Maybe its because I believe in the power of reason, discussion and a marketplace of ideas. Maybe it's because I'm young. But I have to hope for an end to any religious tyranny that suppresses the right of the people to assemble, to have accurate votes, to be heard, and most importantly to be free! Maybe Mousevi isn't who we think he is. But this is the will of the people. They're sick of the "status quo". Its up to us to listen. I know that anytime anybody is standing up to religious facism (be it islamo or christian) that I'm listening.

http://www.msnbc.msn.com/id/31392993/ns/technology_and_science-tech_and_...

Hank Fox's picture

Iran

I'm not up on the details of the story -- I've been very busy lately with a lot of other stuff -- which means I have to withhold judgment on it.

But having said that, I'm not exactly jumping on the freedom-and-democracy bandwagon either.

Years back, I had an Iranian friend in college, Behyar Goudarzian, who used to tell me how horrible the Shah was. "Ben" was here in the U.S. on a government-sponsored scholarship, so more than once I wondered how horrible the Shah could be, if he sent Iranian students here to get a free education.

A few years later, the Shah was overthrown and the Ayatollah Khomeini took over, and immediately clamped down with a repressive Islamic regime. Women who'd had the right to dress and work as they chose were suddenly subject to arrest if they ventured outside the house in unapproved conservative Islamic dress.

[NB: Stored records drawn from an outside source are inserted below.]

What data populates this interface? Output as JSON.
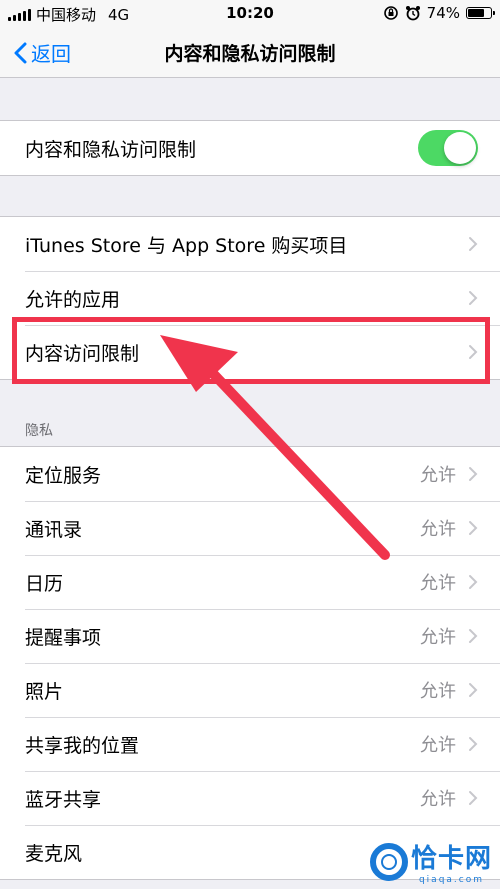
{
  "status_bar": {
    "carrier": "中国移动",
    "network": "4G",
    "time": "10:20",
    "battery": "74%",
    "battery_level": 0.74
  },
  "nav": {
    "back_label": "返回",
    "title": "内容和隐私访问限制"
  },
  "master_toggle": {
    "label": "内容和隐私访问限制",
    "on": true
  },
  "store_group": {
    "items": [
      {
        "label": "iTunes Store 与 App Store 购买项目"
      },
      {
        "label": "允许的应用"
      },
      {
        "label": "内容访问限制"
      }
    ]
  },
  "privacy_group": {
    "header": "隐私",
    "items": [
      {
        "label": "定位服务",
        "value": "允许"
      },
      {
        "label": "通讯录",
        "value": "允许"
      },
      {
        "label": "日历",
        "value": "允许"
      },
      {
        "label": "提醒事项",
        "value": "允许"
      },
      {
        "label": "照片",
        "value": "允许"
      },
      {
        "label": "共享我的位置",
        "value": "允许"
      },
      {
        "label": "蓝牙共享",
        "value": "允许"
      },
      {
        "label": "麦克风",
        "value": ""
      }
    ]
  },
  "watermark": {
    "name": "恰卡网",
    "url": "qiaqa.com"
  },
  "colors": {
    "accent": "#007aff",
    "toggle_on": "#4cd964",
    "annotation": "#f0344c",
    "background": "#efeff4"
  }
}
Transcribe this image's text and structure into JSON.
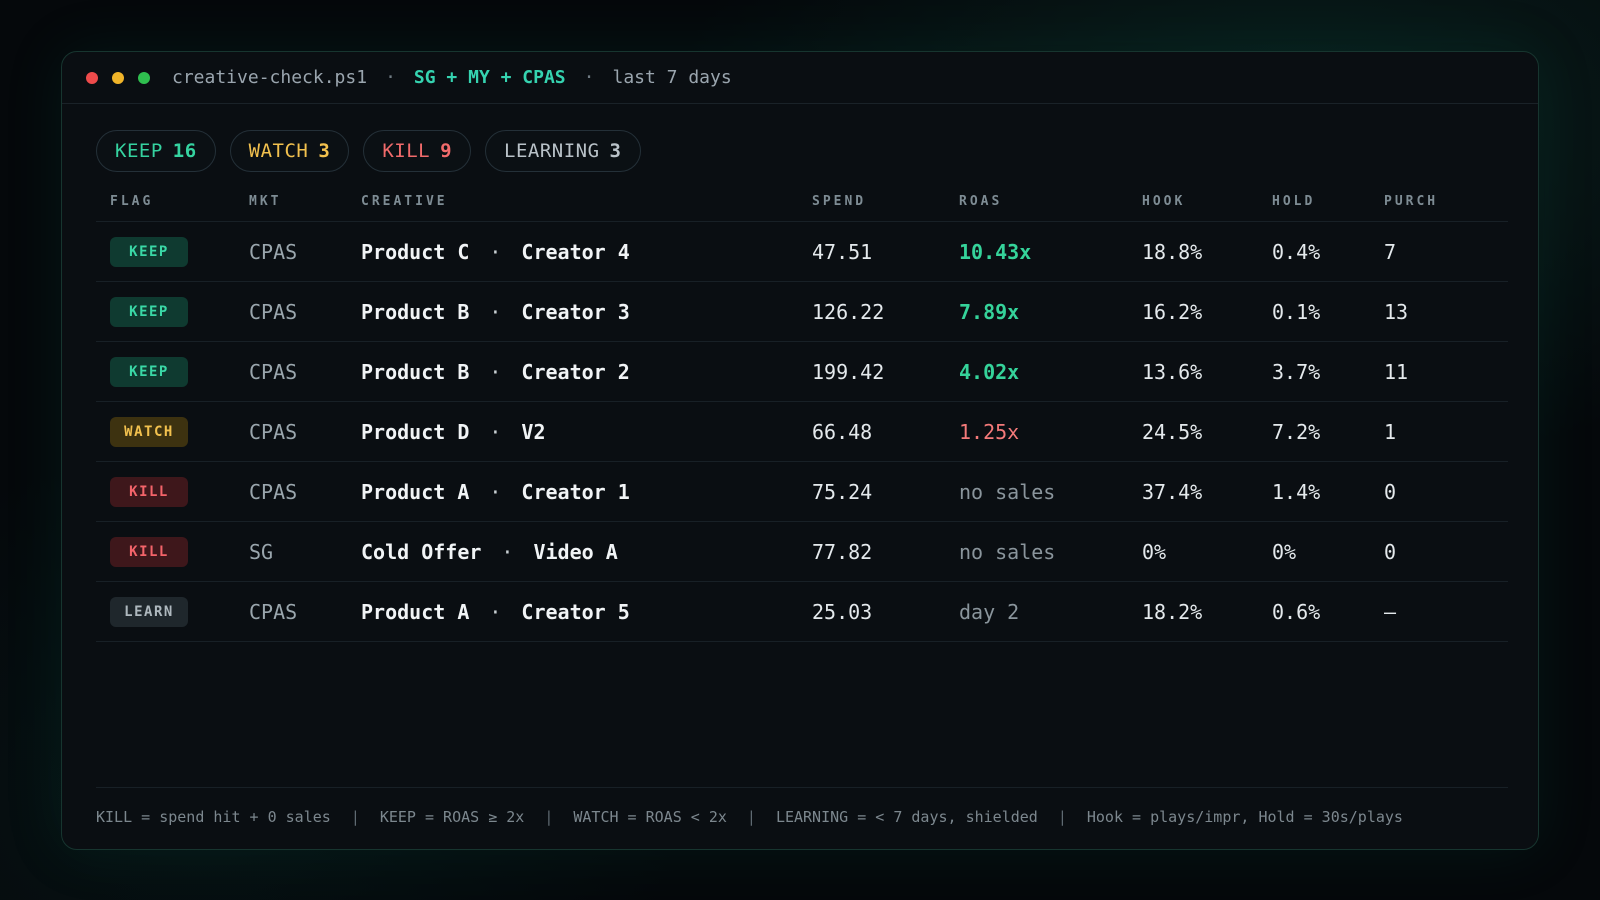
{
  "titlebar": {
    "script": "creative-check.ps1",
    "sep": "·",
    "scope": "SG + MY + CPAS",
    "range": "last 7 days"
  },
  "summary": [
    {
      "label": "KEEP",
      "count": "16"
    },
    {
      "label": "WATCH",
      "count": "3"
    },
    {
      "label": "KILL",
      "count": "9"
    },
    {
      "label": "LEARNING",
      "count": "3"
    }
  ],
  "columns": {
    "flag": "FLAG",
    "mkt": "MKT",
    "creative": "CREATIVE",
    "spend": "SPEND",
    "roas": "ROAS",
    "hook": "HOOK",
    "hold": "HOLD",
    "purch": "PURCH"
  },
  "rows": [
    {
      "flag": "KEEP",
      "mkt": "CPAS",
      "product": "Product C",
      "sep": "·",
      "variant": "Creator 4",
      "spend": "47.51",
      "roas": "10.43x",
      "hook": "18.8%",
      "hold": "0.4%",
      "purch": "7"
    },
    {
      "flag": "KEEP",
      "mkt": "CPAS",
      "product": "Product B",
      "sep": "·",
      "variant": "Creator 3",
      "spend": "126.22",
      "roas": "7.89x",
      "hook": "16.2%",
      "hold": "0.1%",
      "purch": "13"
    },
    {
      "flag": "KEEP",
      "mkt": "CPAS",
      "product": "Product B",
      "sep": "·",
      "variant": "Creator 2",
      "spend": "199.42",
      "roas": "4.02x",
      "hook": "13.6%",
      "hold": "3.7%",
      "purch": "11"
    },
    {
      "flag": "WATCH",
      "mkt": "CPAS",
      "product": "Product D",
      "sep": "·",
      "variant": "V2",
      "spend": "66.48",
      "roas": "1.25x",
      "hook": "24.5%",
      "hold": "7.2%",
      "purch": "1"
    },
    {
      "flag": "KILL",
      "mkt": "CPAS",
      "product": "Product A",
      "sep": "·",
      "variant": "Creator 1",
      "spend": "75.24",
      "roas": "no sales",
      "hook": "37.4%",
      "hold": "1.4%",
      "purch": "0"
    },
    {
      "flag": "KILL",
      "mkt": "SG",
      "product": "Cold Offer",
      "sep": "·",
      "variant": "Video A",
      "spend": "77.82",
      "roas": "no sales",
      "hook": "0%",
      "hold": "0%",
      "purch": "0"
    },
    {
      "flag": "LEARN",
      "mkt": "CPAS",
      "product": "Product A",
      "sep": "·",
      "variant": "Creator 5",
      "spend": "25.03",
      "roas": "day 2",
      "hook": "18.2%",
      "hold": "0.6%",
      "purch": "–"
    }
  ],
  "footer": {
    "sep": "|",
    "items": [
      "KILL = spend hit + 0 sales",
      "KEEP = ROAS ≥ 2x",
      "WATCH = ROAS < 2x",
      "LEARNING = < 7 days, shielded",
      "Hook = plays/impr, Hold = 30s/plays"
    ]
  },
  "colors": {
    "keep": "#35d3a0",
    "watch": "#f2c14e",
    "kill": "#f16b6b",
    "learn": "#b9c2c8",
    "accent": "#35d3b0"
  }
}
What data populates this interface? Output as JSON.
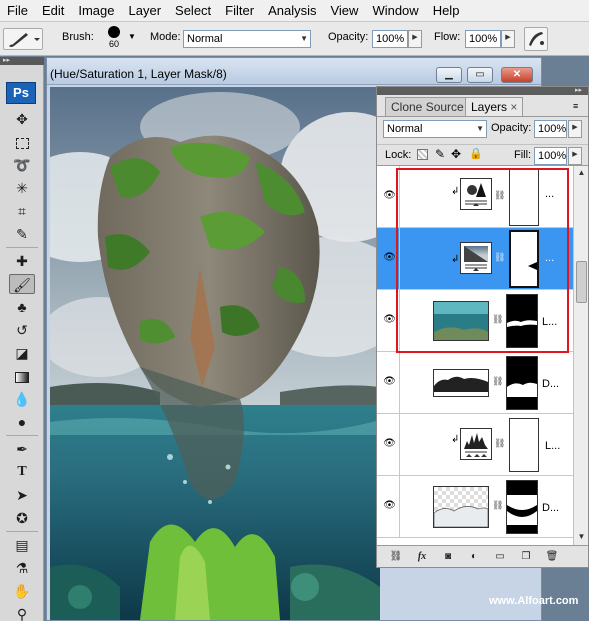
{
  "menu": [
    "File",
    "Edit",
    "Image",
    "Layer",
    "Select",
    "Filter",
    "Analysis",
    "View",
    "Window",
    "Help"
  ],
  "options": {
    "brush_label": "Brush:",
    "brush_size": "60",
    "mode_label": "Mode:",
    "mode_value": "Normal",
    "opacity_label": "Opacity:",
    "opacity_value": "100%",
    "flow_label": "Flow:",
    "flow_value": "100%"
  },
  "toolbox": {
    "logo": "Ps",
    "tools": [
      "move-tool",
      "marquee-tool",
      "lasso-tool",
      "magic-wand-tool",
      "crop-tool",
      "eyedropper-tool",
      "healing-brush-tool",
      "brush-tool",
      "clone-stamp-tool",
      "history-brush-tool",
      "eraser-tool",
      "gradient-tool",
      "blur-tool",
      "dodge-tool",
      "pen-tool",
      "type-tool",
      "path-selection-tool",
      "shape-tool",
      "notes-tool",
      "eyedropper-tool-2",
      "hand-tool",
      "zoom-tool"
    ],
    "active_tool": "brush-tool"
  },
  "document": {
    "title": "(Hue/Saturation 1, Layer Mask/8)"
  },
  "panel": {
    "tabs": [
      "Clone Source",
      "Layers"
    ],
    "active_tab": "Layers",
    "tab_close": "×",
    "blend_mode": "Normal",
    "opacity_label": "Opacity:",
    "opacity_value": "100%",
    "lock_label": "Lock:",
    "fill_label": "Fill:",
    "fill_value": "100%",
    "layers": [
      {
        "name": "...",
        "type": "levels-adjustment",
        "clipped": true,
        "selected": false
      },
      {
        "name": "...",
        "type": "hue-saturation-adjustment",
        "clipped": true,
        "selected": true
      },
      {
        "name": "L...",
        "type": "image",
        "clipped": false,
        "selected": false
      },
      {
        "name": "D...",
        "type": "image",
        "clipped": false,
        "selected": false
      },
      {
        "name": "L...",
        "type": "levels-adjustment",
        "clipped": true,
        "selected": false
      },
      {
        "name": "D...",
        "type": "image",
        "clipped": false,
        "selected": false
      }
    ],
    "footer_buttons": [
      "link-layers",
      "layer-style",
      "add-mask",
      "new-adjustment",
      "new-group",
      "new-layer",
      "delete-layer"
    ],
    "footer_fx": "fx"
  },
  "watermark": "www.Alfoart.com",
  "colors": {
    "selection": "#3b96f2",
    "highlight_box": "#e0161f",
    "ps_logo": "#1b63b6"
  }
}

If I remember correctly, the Ayatollah also imprisoned or put to death a number of those "tainted" with western educations and ideas. I lost track of Ben, but I always wondered if he went back to Iran thinking to take part in some sort of glorious democratic revolution, and maybe got arrested or killed because he wasn't Islamic enough.

Likewise, Pakistan's Pervez Musharraf probably wasn't the nicest guy on the planet, but he did keep a lid on the radical Islamics for a long time.

My point isn't that dictators are good, democracy is bad, it's that sometimes these things aren't as simple as we want to think they are. Especially since what we get from American news media isn't as reliable as we might want to think it is.

Until I manage to take the time to dig into all that's going on in Iran, I'm going to clamp down a bit on my automatic impulse to cheer on the glorious democratic revolution. If it turns out that Iran is once again trading in an arguably not-so-great leader for an even worse Islamic dictatorship, however wrapped in the forms of democracy it might be, I'm pretty sure that's not the best thing that could happen.